I've started two mommy devotionals lately, but failed to continue both. They are good but just not what I've been needing. So this morning when I woke up my mind drifted to an amazing wife & mother who blessed many lives during her time here on earth. I can remember a handful of conversations I had with her that were so inspiring. I wish I could talk to her now, now that I'm a mom but I don't have that opportunity any more because her life ended far too soon on December 26th, 2010. However, I do have the opportunity to journey through her life via her book Beauty out of Chaos, a book compiled from her blog, Beauty out of Chaos. My cousin gave me this book for Christmas & I had to put it on the shelf because I was reading too many books at the time trying to figure out my new baby. I honestly forgot I had this book until this morning when the longing in my heart came over me. I needed to be inspired by someone to be a better wife & mother.
 I did my first days devotion and then read through a few other posts. Each post had me yearning to be more like Brie, more like Christ. Had me yearning to truly cling to the cross & to the Father in all circumstances. There has to be something said about a girl who on her last day on earth wrote a blog post including the lyrics to the song, Forever Reign.
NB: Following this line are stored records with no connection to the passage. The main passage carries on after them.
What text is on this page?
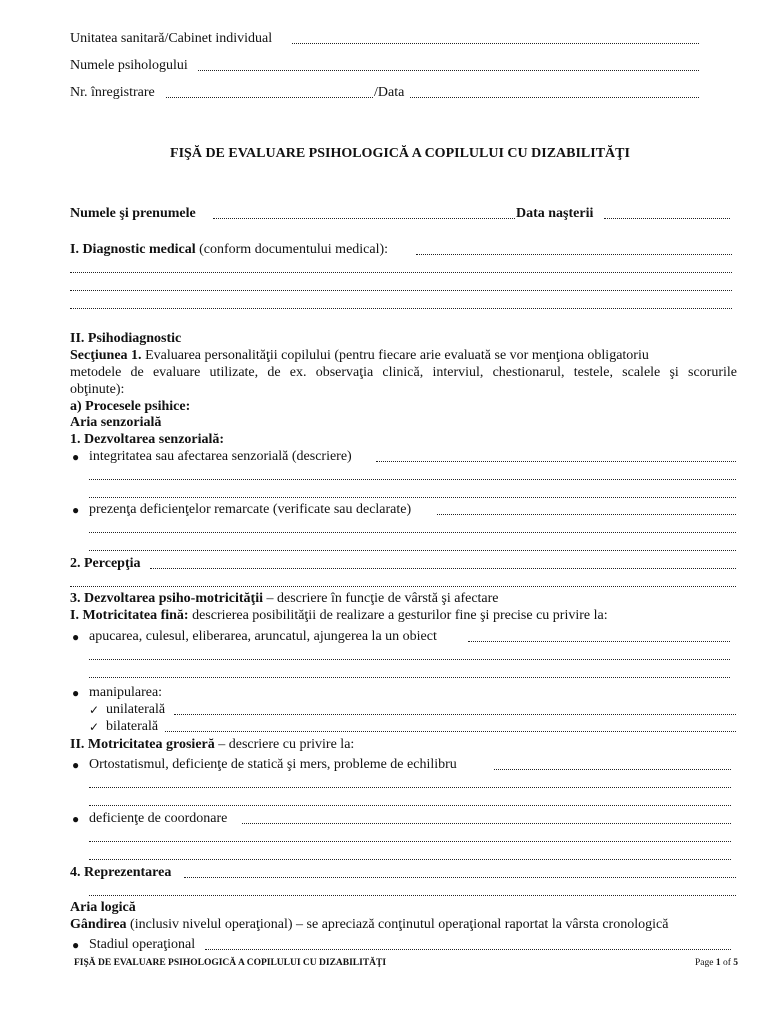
Unitatea sanitară/Cabinet individual
Numele psihologului
Nr. înregistrare	/Data
FIŞĂ DE EVALUARE PSIHOLOGICĂ A COPILULUI CU DIZABILITĂŢI
Numele şi prenumele	Data naşterii
I. Diagnostic medical (conform documentului medical):
II. Psihodiagnostic
Secţiunea 1. Evaluarea personalităţii copilului (pentru fiecare arie evaluată se vor menţiona obligatoriu
metodele de evaluare utilizate, de ex. observaţia clinică, interviul, chestionarul, testele, scalele şi scorurile
obţinute):
a) Procesele psihice:
Aria senzorială
1. Dezvoltarea senzorială:
● integritatea sau afectarea senzorială (descriere)
● prezenţa deficienţelor remarcate (verificate sau declarate)
2. Percepţia
3. Dezvoltarea psiho-motricităţii – descriere în funcţie de vârstă şi afectare
I. Motricitatea fină: descrierea posibilităţii de realizare a gesturilor fine şi precise cu privire la:
● apucarea, culesul, eliberarea, aruncatul, ajungerea la un obiect
● manipularea:
✓ unilaterală
✓ bilaterală
II. Motricitatea grosieră – descriere cu privire la:
● Ortostatismul, deficienţe de statică şi mers, probleme de echilibru
● deficienţe de coordonare
4. Reprezentarea
Aria logică
Gândirea (inclusiv nivelul operaţional) – se apreciază conţinutul operaţional raportat la vârsta cronologică
● Stadiul operaţional
FIŞĂ DE EVALUARE PSIHOLOGICĂ A COPILULUI CU DIZABILITĂŢI	Page 1 of 5
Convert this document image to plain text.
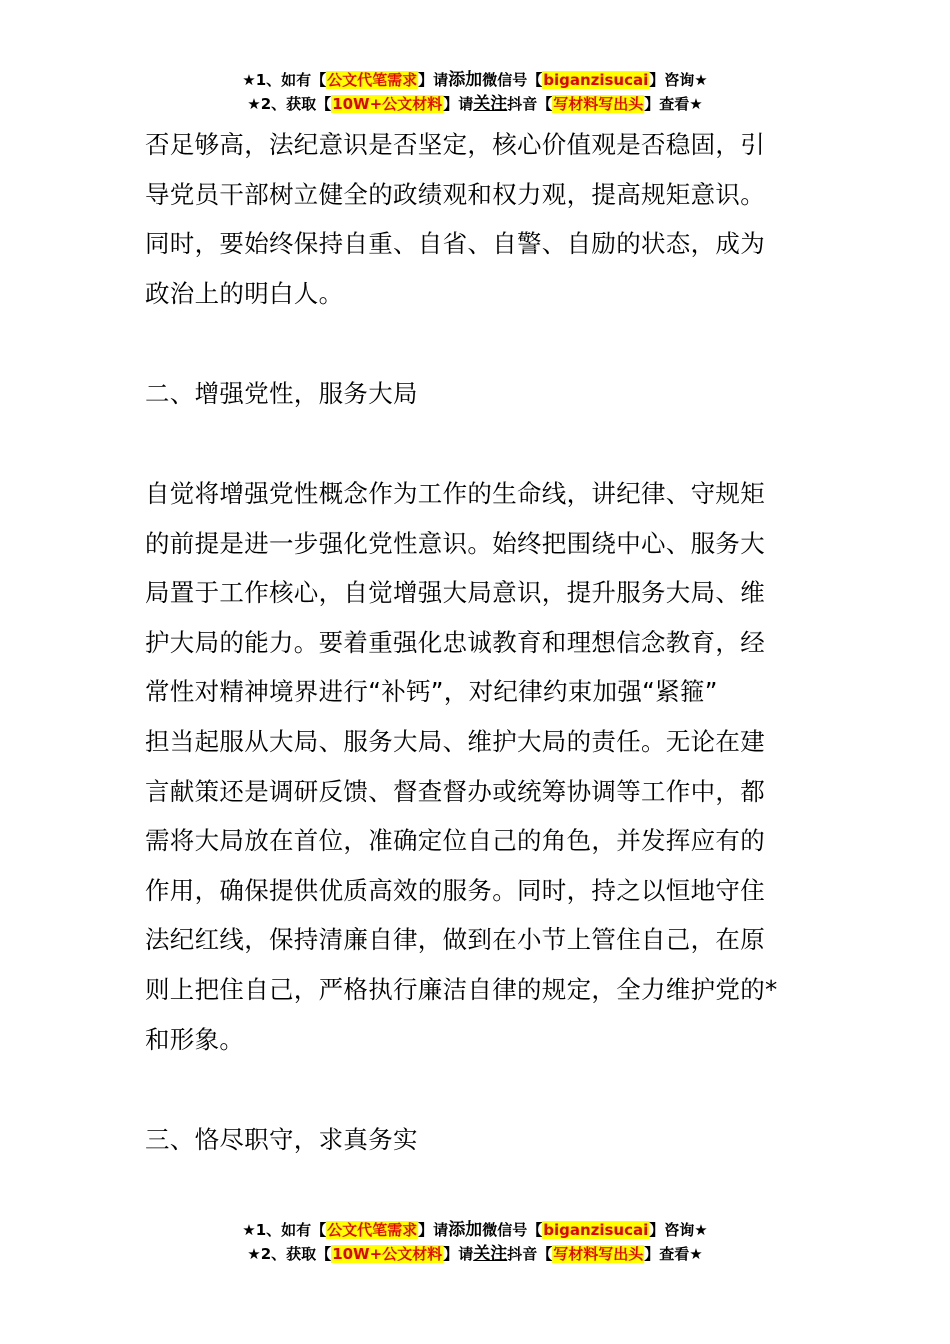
★1、如有【公文代笔需求】请添加微信号【biganzisucai】咨询★
★2、获取【10W+公文材料】请关注抖音【写材料写出头】查看★
否足够高，法纪意识是否坚定，核心价值观是否稳固，引
导党员干部树立健全的政绩观和权力观，提高规矩意识。
同时，要始终保持自重、自省、自警、自励的状态，成为
政治上的明白人。
二、增强党性，服务大局
自觉将增强党性概念作为工作的生命线，讲纪律、守规矩
的前提是进一步强化党性意识。始终把围绕中心、服务大
局置于工作核心，自觉增强大局意识，提升服务大局、维
护大局的能力。要着重强化忠诚教育和理想信念教育，经
常性对精神境界进行“补钙”，对纪律约束加强“紧箍”
担当起服从大局、服务大局、维护大局的责任。无论在建
言献策还是调研反馈、督查督办或统筹协调等工作中，都
需将大局放在首位，准确定位自己的角色，并发挥应有的
作用，确保提供优质高效的服务。同时，持之以恒地守住
法纪红线，保持清廉自律，做到在小节上管住自己，在原
则上把住自己，严格执行廉洁自律的规定，全力维护党的*
和形象。
三、恪尽职守，求真务实
★1、如有【公文代笔需求】请添加微信号【biganzisucai】咨询★
★2、获取【10W+公文材料】请关注抖音【写材料写出头】查看★
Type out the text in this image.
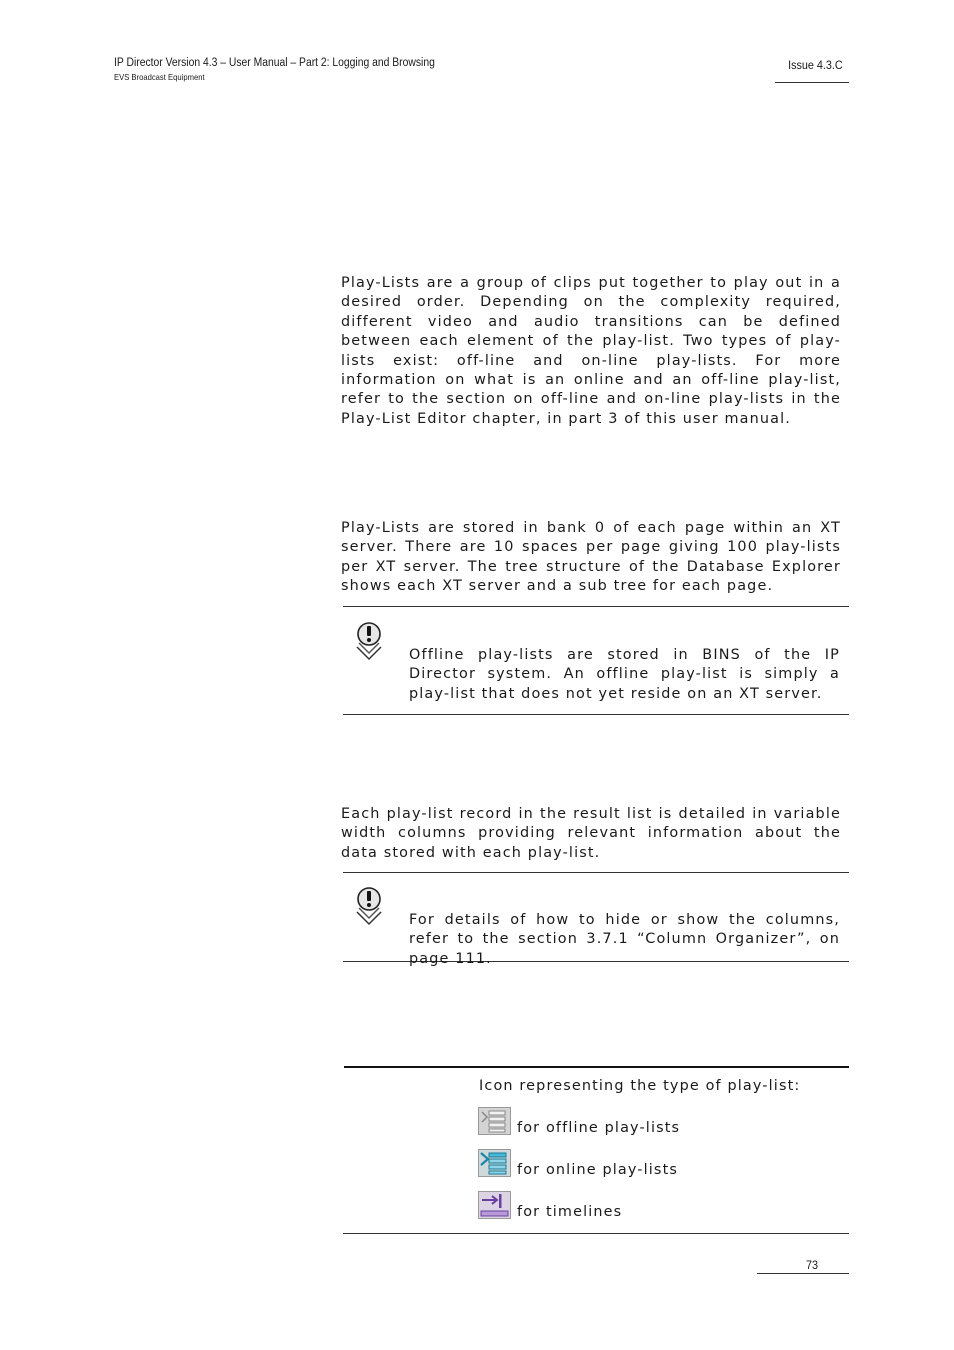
IP Director Version 4.3 – User Manual – Part 2: Logging and Browsing
EVS Broadcast Equipment
Issue 4.3.C

Play-Lists are a group of clips put together to play out in a desired order. Depending on the complexity required, different video and audio transitions can be defined between each element of the play-list. Two types of play-lists exist: off-line and on-line play-lists. For more information on what is an online and an off-line play-list, refer to the section on off-line and on-line play-lists in the Play-List Editor chapter, in part 3 of this user manual.

Play-Lists are stored in bank 0 of each page within an XT server. There are 10 spaces per page giving 100 play-lists per XT server. The tree structure of the Database Explorer shows each XT server and a sub tree for each page.

Offline play-lists are stored in BINS of the IP Director system. An offline play-list is simply a play-list that does not yet reside on an XT server.

Each play-list record in the result list is detailed in variable width columns providing relevant information about the data stored with each play-list.

For details of how to hide or show the columns, refer to the section 3.7.1 “Column Organizer”, on page 111.

Icon representing the type of play-list:
for offline play-lists
for online play-lists
for timelines
73
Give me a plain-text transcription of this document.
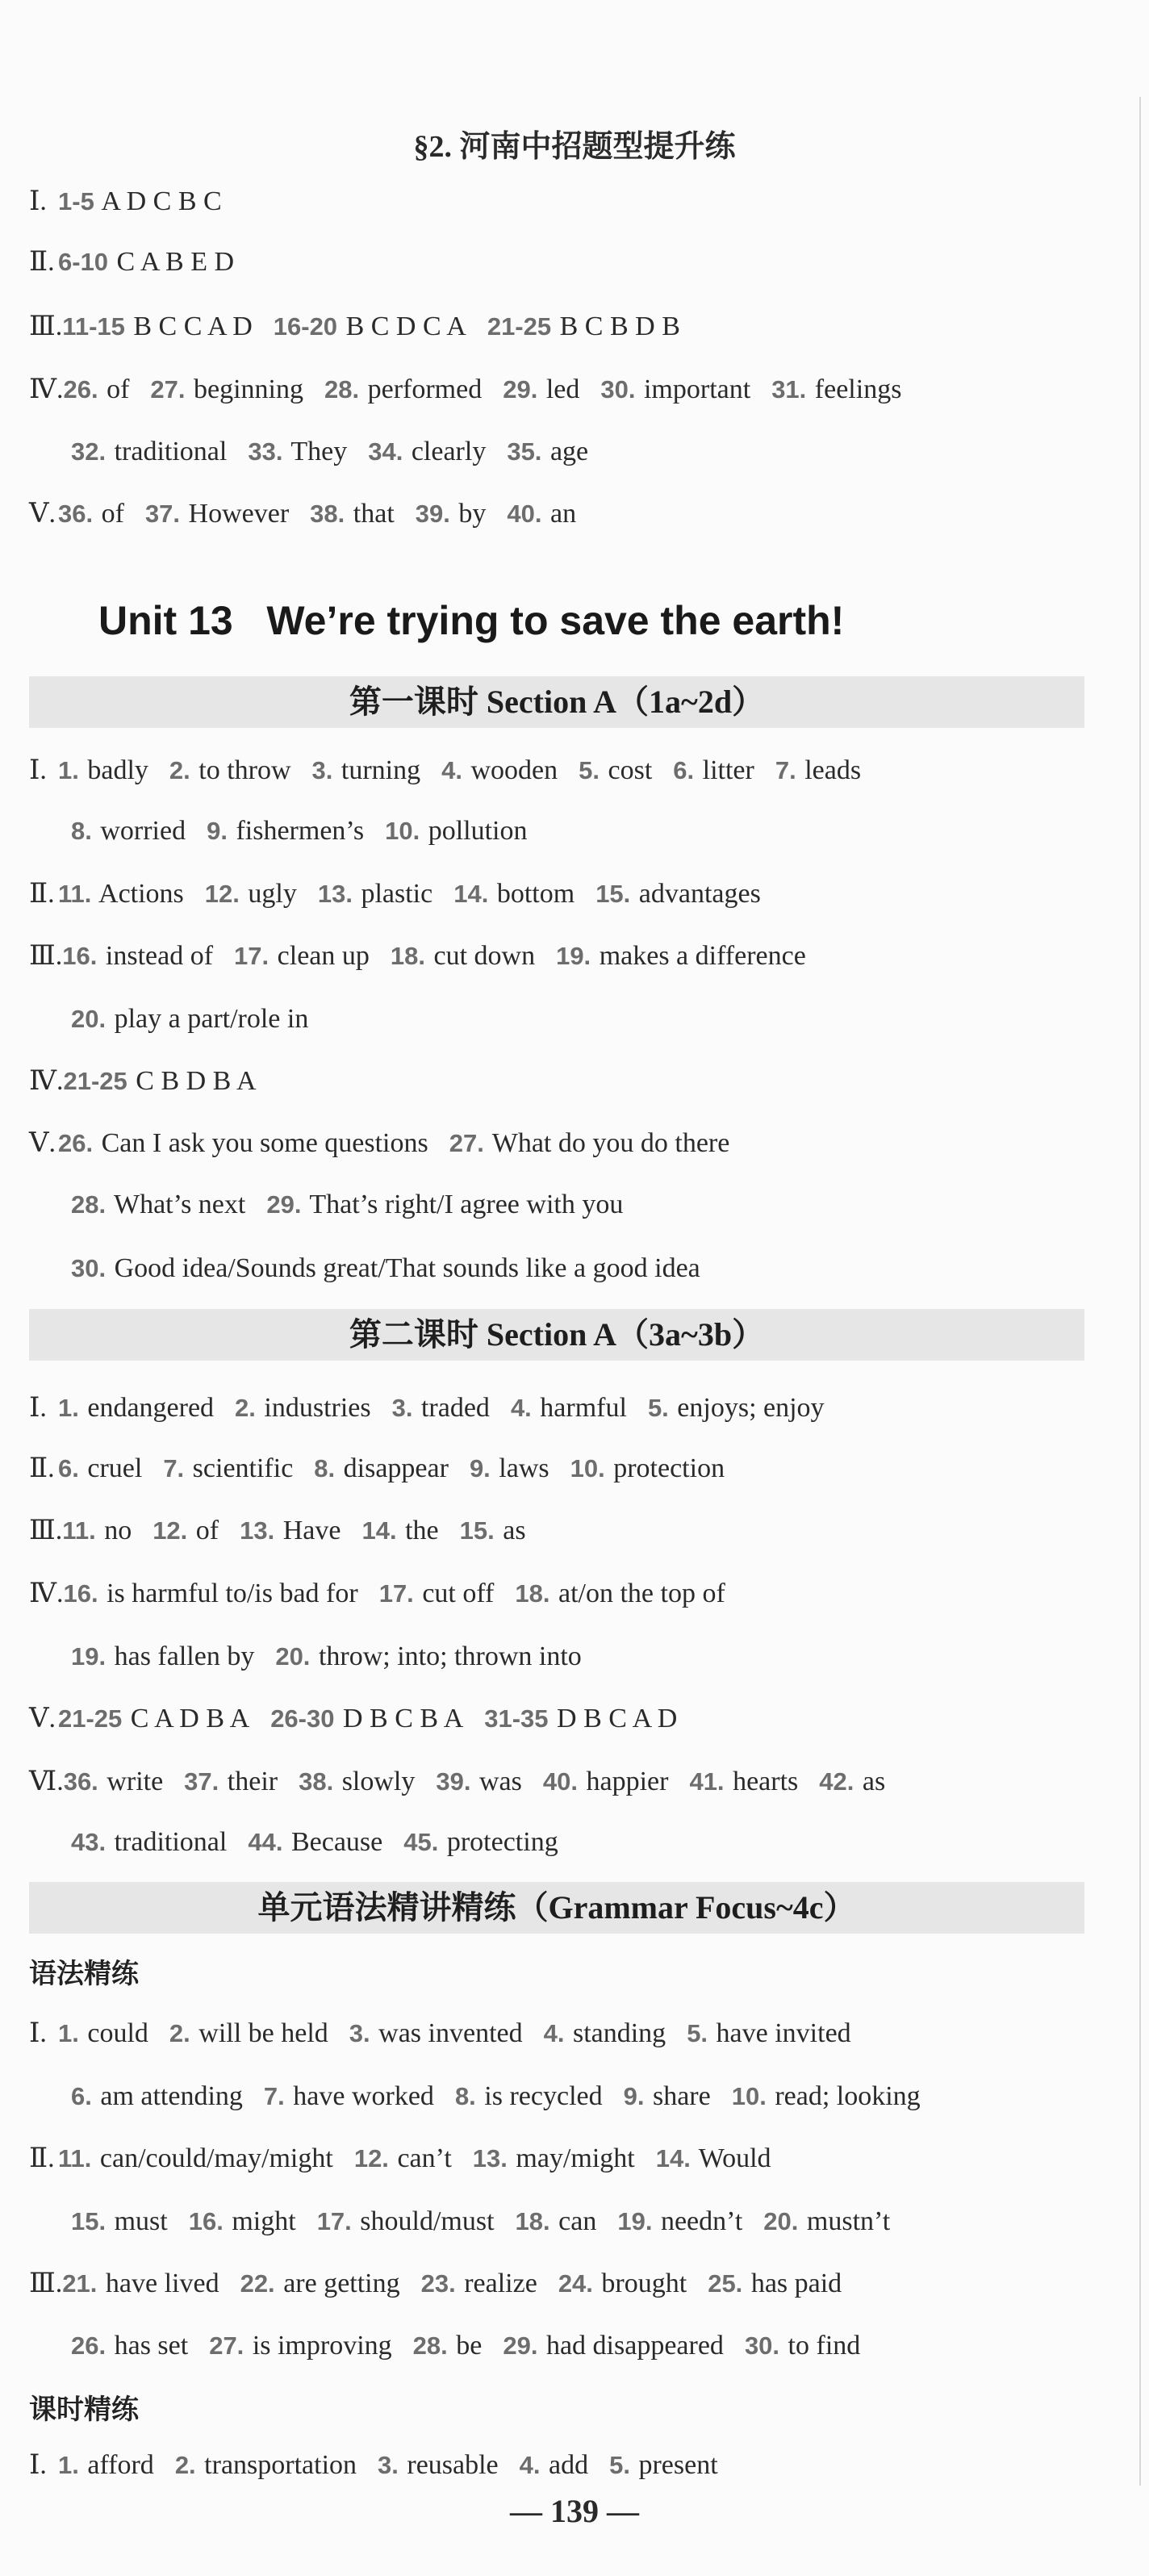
§2. 河南中招题型提升练
Ⅰ. 1-5 A D C B C
Ⅱ. 6-10 C A B E D
Ⅲ.11-15 B C C A D 16-20 B C D C A 21-25 B C B D B
Ⅳ.26. of 27. beginning 28. performed 29. led 30. important 31. feelings
32. traditional 33. They 34. clearly 35. age
Ⅴ.36. of 37. However 38. that 39. by 40. an
Unit 13   We’re trying to save the earth!
第一课时 Section A（1a~2d）
Ⅰ. 1. badly 2. to throw 3. turning 4. wooden 5. cost 6. litter 7. leads
8. worried 9. fishermen’s 10. pollution
Ⅱ. 11. Actions 12. ugly 13. plastic 14. bottom 15. advantages
Ⅲ.16. instead of 17. clean up 18. cut down 19. makes a difference
20. play a part/role in
Ⅳ.21-25 C B D B A
Ⅴ.26. Can I ask you some questions 27. What do you do there
28. What’s next 29. That’s right/I agree with you
30. Good idea/Sounds great/That sounds like a good idea
第二课时 Section A（3a~3b）
Ⅰ. 1. endangered 2. industries 3. traded 4. harmful 5. enjoys; enjoy
Ⅱ. 6. cruel 7. scientific 8. disappear 9. laws 10. protection
Ⅲ.11. no 12. of 13. Have 14. the 15. as
Ⅳ.16. is harmful to/is bad for 17. cut off 18. at/on the top of
19. has fallen by 20. throw; into; thrown into
Ⅴ.21-25 C A D B A 26-30 D B C B A 31-35 D B C A D
Ⅵ.36. write 37. their 38. slowly 39. was 40. happier 41. hearts 42. as
43. traditional 44. Because 45. protecting
单元语法精讲精练（Grammar Focus~4c）
语法精练
Ⅰ. 1. could 2. will be held 3. was invented 4. standing 5. have invited
6. am attending 7. have worked 8. is recycled 9. share 10. read; looking
Ⅱ. 11. can/could/may/might 12. can’t 13. may/might 14. Would
15. must 16. might 17. should/must 18. can 19. needn’t 20. mustn’t
Ⅲ.21. have lived 22. are getting 23. realize 24. brought 25. has paid
26. has set 27. is improving 28. be 29. had disappeared 30. to find
课时精练
Ⅰ. 1. afford 2. transportation 3. reusable 4. add 5. present
— 139 —
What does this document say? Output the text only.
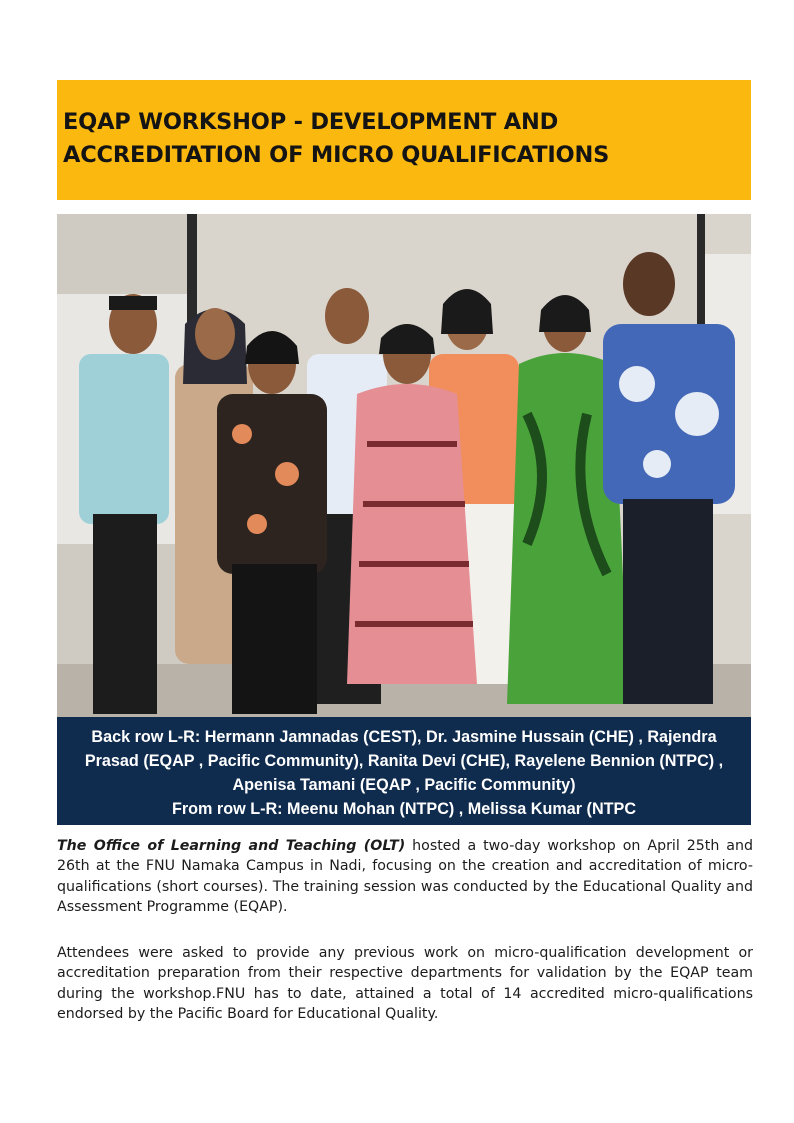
EQAP WORKSHOP - DEVELOPMENT AND
ACCREDITATION OF MICRO QUALIFICATIONS
Back row L-R: Hermann Jamnadas (CEST), Dr. Jasmine Hussain (CHE) , Rajendra
Prasad (EQAP , Pacific Community), Ranita Devi (CHE), Rayelene Bennion (NTPC) ,
Apenisa Tamani (EQAP , Pacific Community)
From row L-R: Meenu Mohan (NTPC) , Melissa Kumar (NTPC
The Office of Learning and Teaching (OLT) hosted a two-day workshop on April 25th and 26th at the FNU Namaka Campus in Nadi, focusing on the creation and accreditation of micro-qualifications (short courses). The training session was conducted by the Educational Quality and Assessment Programme (EQAP).
Attendees were asked to provide any previous work on micro-qualification development or accreditation preparation from their respective departments for validation by the EQAP team during the workshop.FNU has to date, attained a total of 14 accredited micro-qualifications endorsed by the Pacific Board for Educational Quality.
Oh, I'm running to your arms
I'm running to your arms
The riches of your love
Will always be enough
Nothing compares to your embrace
Light of the world forever reign

When I read her blog the night I found out she had been in a car crash my heart instantly knew she'd be going home soon. And when I heard she didn't make it my heart felt at peace knowing she had run home into His arms.  

So today I'm inspired to be a better wife & mother. And I'm inspired to be intentional with my blog. If my life came to an end like Brie's did could someone pull up my blog & be inspired? Or would my blog just lose itself in this virtual world. Could my blog be printed into a book to encourage women on their journey as both wife & mother?